COMME JE NE SUIS PAS RIMBAUD

Franck Dozion

Nous nous promenions, mon ami et moi et échangions quant au devenir de l’Empereur, de l’Empire et donc, de la Nation ; oui, car la débâcle de notre pauvre armée ne faisait plus de doute aujourd’hui : nous étions vaincus et le prussien pouvait triompher.

Mon ami s’aventurait alors dans une comparaison entre l’oncle et le neveu, entre Napoléon et Bonaparte. Deux destins, mais comme il s’entêtait à me l’expliquer, deux fins identiquement tragiques pour le pays.

Je l’écoutais, certes, car il est d’une conversation toujours intéressante, cependant, mes sens s’avéraient émerveillés par ce que Dame Nature nous proposait ce jour-là : une rivière ô combien scintillante, une luminosité extraordinaire, un assemblage de couleurs aussi magique qu’incroyable, bref, j’étais envoûté et cela me comblait de bonheur.

Et c’est alors que je le vis. Oui, j’aperçus, au détour d’un buisson, un jeune homme, allongé dans l’herbe. Le bien heureux. Il paraissait se reposer et, tandis que nous nous approchions, je découvris qu’il portait un habit de soldat.

-        Je comprends la raison pour laquelle nous avons perdu la guerre, nota mon ami.

-        En effet, répondis-je.

C’est qu’il était allongé de toute sa longueur et… il dormait. Oui, il dormait si bien qu’il ne nous entendait pas.

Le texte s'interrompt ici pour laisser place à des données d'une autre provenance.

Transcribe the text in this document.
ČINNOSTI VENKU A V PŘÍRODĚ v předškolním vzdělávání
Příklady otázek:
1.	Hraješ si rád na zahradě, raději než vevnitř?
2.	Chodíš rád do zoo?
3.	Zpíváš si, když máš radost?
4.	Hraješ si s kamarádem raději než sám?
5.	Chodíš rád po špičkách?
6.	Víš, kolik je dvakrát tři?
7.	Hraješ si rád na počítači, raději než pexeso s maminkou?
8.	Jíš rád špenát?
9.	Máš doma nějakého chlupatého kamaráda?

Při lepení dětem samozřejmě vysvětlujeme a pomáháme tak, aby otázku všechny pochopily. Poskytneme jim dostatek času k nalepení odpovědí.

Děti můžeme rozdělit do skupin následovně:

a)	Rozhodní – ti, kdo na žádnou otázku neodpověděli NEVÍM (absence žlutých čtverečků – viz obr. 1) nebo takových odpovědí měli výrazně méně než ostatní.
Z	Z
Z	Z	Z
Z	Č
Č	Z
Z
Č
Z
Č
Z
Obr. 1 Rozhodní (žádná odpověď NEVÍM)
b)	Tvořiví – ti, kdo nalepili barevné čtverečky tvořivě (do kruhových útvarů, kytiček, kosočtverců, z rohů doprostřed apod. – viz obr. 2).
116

Il souriait même, allongé sur son matelas de verdure, réchauffé par les rayons du soleil printanier, bien loin des préoccupations de notre France qui se cherchait un régime du fait d’hommes comme lui. Bien loin donc, car ce jeune garçon se reposait, bercé par l’eau du ruisseau et comme enivré par les innombrables parfums de la nature offrait.

Et c’est là, oui, c’est à ce moment que je vis et compris : cette quiétude, cette posture, oui, ce beau et jeune soldat était mort ; les deux orifices apparents sur son côté droit en témoignaient.